Em abril deste ano, poucos dias antes do início das chuvas que impulsionaram a tragédia atual, a Associação Gaúcha de Proteção ao Ambiente Natural (Agapan) enviou um ofício a Eduardo Leite com o título "Alerta ao Estado do Rio Grande do Sul e ao Governador do Estado".
O texto apontava que os efeitos da crise climática são largamente conhecidos e discutidos pela ciência e informava que a organização iria entrar com uma ação civil pública contra o governador, frente à "falta de atitudes para estancar e reverter processos que contribuem para o avanço da crise." Também não houve resposta da gestão.
Uma reportagem de 2023 da Agência Pública já apontava o engavetamento de estudos e alertas, inclusive de técnicos do próprio governo do estado. Entre eles o Plano de Prevenção de Desastres, elaborado em 2017, que nunca saiu do papel.
Mais atualmente, uma matéria exibida pelo Jornal Nacional, da TV Globo, nesta segunda-feira (20), apontou que o estado do Rio Grande do Sul tinha autorização de recursos para obras de contenção de enchentes desde 2012. Em resposta, o governo disse que outras áreas demandaram investimentos mais urgentes e citou a pandemia, que começou em 2020.
Em entrevista recente à Folha de S. Paulo, Eduardo Leite já havia dado resposta semelhante ao questionamento sobre a verba gasta para evitar grandes tragédias. Ele disse que o estado "vive outras pautas". Segundo ele, "a agenda que se impunha era aquela especialmente vinculada ao restabelecimento da capacidade fiscal."

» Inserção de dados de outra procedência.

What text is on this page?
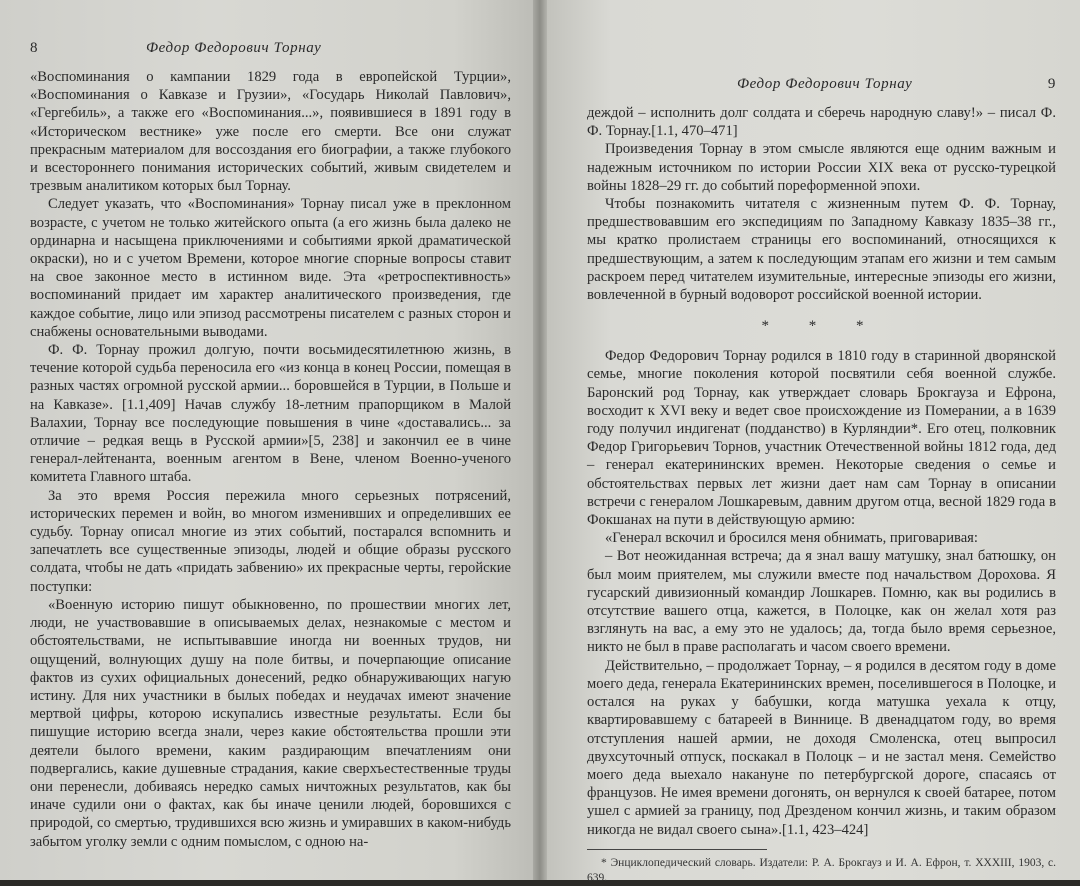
8	Федор Федорович Торнау

«Воспоминания о кампании 1829 года в европейской Турции», «Воспоминания о Кавказе и Грузии», «Государь Николай Павлович», «Гергебиль», а также его «Воспоминания...», появившиеся в 1891 году в «Историческом вестнике» уже после его смерти. Все они служат прекрасным материалом для воссоздания его биографии, а также глубокого и всестороннего понимания исторических событий, живым свидетелем и трезвым аналитиком которых был Торнау.

Следует указать, что «Воспоминания» Торнау писал уже в преклонном возрасте, с учетом не только житейского опыта (а его жизнь была далеко не ординарна и насыщена приключениями и событиями яркой драматической окраски), но и с учетом Времени, которое многие спорные вопросы ставит на свое законное место в истинном виде. Эта «ретроспективность» воспоминаний придает им характер аналитического произведения, где каждое событие, лицо или эпизод рассмотрены писателем с разных сторон и снабжены основательными выводами.

Ф. Ф. Торнау прожил долгую, почти восьмидесятилетнюю жизнь, в течение которой судьба переносила его «из конца в конец России, помещая в разных частях огромной русской армии... боровшейся в Турции, в Польше и на Кавказе». [1.1,409] Начав службу 18-летним прапорщиком в Малой Валахии, Торнау все последующие повышения в чине «доставались... за отличие – редкая вещь в Русской армии»[5, 238] и закончил ее в чине генерал-лейтенанта, военным агентом в Вене, членом Военно-ученого комитета Главного штаба.

За это время Россия пережила много серьезных потрясений, исторических перемен и войн, во многом изменивших и определивших ее судьбу. Торнау описал многие из этих событий, постарался вспомнить и запечатлеть все существенные эпизоды, людей и общие образы русского солдата, чтобы не дать «придать забвению» их прекрасные черты, геройские поступки:

«Военную историю пишут обыкновенно, по прошествии многих лет, люди, не участвовавшие в описываемых делах, незнакомые с местом и обстоятельствами, не испытывавшие иногда ни военных трудов, ни ощущений, волнующих душу на поле битвы, и почерпающие описание фактов из сухих официальных донесений, редко обнаруживающих нагую истину. Для них участники в былых победах и неудачах имеют значение мертвой цифры, которою искупались известные результаты. Если бы пишущие историю всегда знали, через какие обстоятельства прошли эти деятели былого времени, каким раздирающим впечатлениям они подвергались, какие душевные страдания, какие сверхъестественные труды они перенесли, добиваясь нередко самых ничтожных результатов, как бы иначе судили они о фактах, как бы иначе ценили людей, боровшихся с природой, со смертью, трудившихся всю жизнь и умиравших в каком-нибудь забытом уголку земли с одним помыслом, с одною на-

Федор Федорович Торнау	9

деждой – исполнить долг солдата и сберечь народную славу!» – писал Ф. Ф. Торнау.[1.1, 470–471]

Произведения Торнау в этом смысле являются еще одним важным и надежным источником по истории России XIX века от русско-турецкой войны 1828–29 гг. до событий пореформенной эпохи.

Чтобы познакомить читателя с жизненным путем Ф. Ф. Торнау, предшествовавшим его экспедициям по Западному Кавказу 1835–38 гг., мы кратко пролистаем страницы его воспоминаний, относящихся к предшествующим, а затем к последующим этапам его жизни и тем самым раскроем перед читателем изумительные, интересные эпизоды его жизни, вовлеченной в бурный водоворот российской военной истории.

* * *

Федор Федорович Торнау родился в 1810 году в старинной дворянской семье, многие поколения которой посвятили себя военной службе. Баронский род Торнау, как утверждает словарь Брокгауза и Ефрона, восходит к XVI веку и ведет свое происхождение из Померании, а в 1639 году получил индигенат (подданство) в Курляндии*. Его отец, полковник Федор Григорьевич Торнов, участник Отечественной войны 1812 года, дед – генерал екатерининских времен. Некоторые сведения о семье и обстоятельствах первых лет жизни дает нам сам Торнау в описании встречи с генералом Лошкаревым, давним другом отца, весной 1829 года в Фокшанах на пути в действующую армию:

«Генерал вскочил и бросился меня обнимать, приговаривая:

– Вот неожиданная встреча; да я знал вашу матушку, знал батюшку, он был моим приятелем, мы служили вместе под начальством Дорохова. Я гусарский дивизионный командир Лошкарев. Помню, как вы родились в отсутствие вашего отца, кажется, в Полоцке, как он желал хотя раз взглянуть на вас, а ему это не удалось; да, тогда было время серьезное, никто не был в праве располагать и часом своего времени.

Действительно, – продолжает Торнау, – я родился в десятом году в доме моего деда, генерала Екатерининских времен, поселившегося в Полоцке, и остался на руках у бабушки, когда матушка уехала к отцу, квартировавшему с батареей в Виннице. В двенадцатом году, во время отступления нашей армии, не доходя Смоленска, отец выпросил двухсуточный отпуск, поскакал в Полоцк – и не застал меня. Семейство моего деда выехало накануне по петербургской дороге, спасаясь от французов. Не имея времени догонять, он вернулся к своей батарее, потом ушел с армией за границу, под Дрезденом кончил жизнь, и таким образом никогда не видал своего сына».[1.1, 423–424]

* Энциклопедический словарь. Издатели: Р. А. Брокгауз и И. А. Ефрон, т. XXXIII, 1903, с. 639.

Ao Roda Viva ele afirmou que pode não ter se expressado bem. No entanto, reforçou que o ajuste fiscal possibilitou organizar as finanças do estado e garantir, por exemplo, o pagamento em dia dos salários dos servidores e servidoras.
Até o momento, a Defesa Civil contabiliza mais de 160 mortes por causa das chuva, que atingiram mais de 90% dos municípios gaúchos.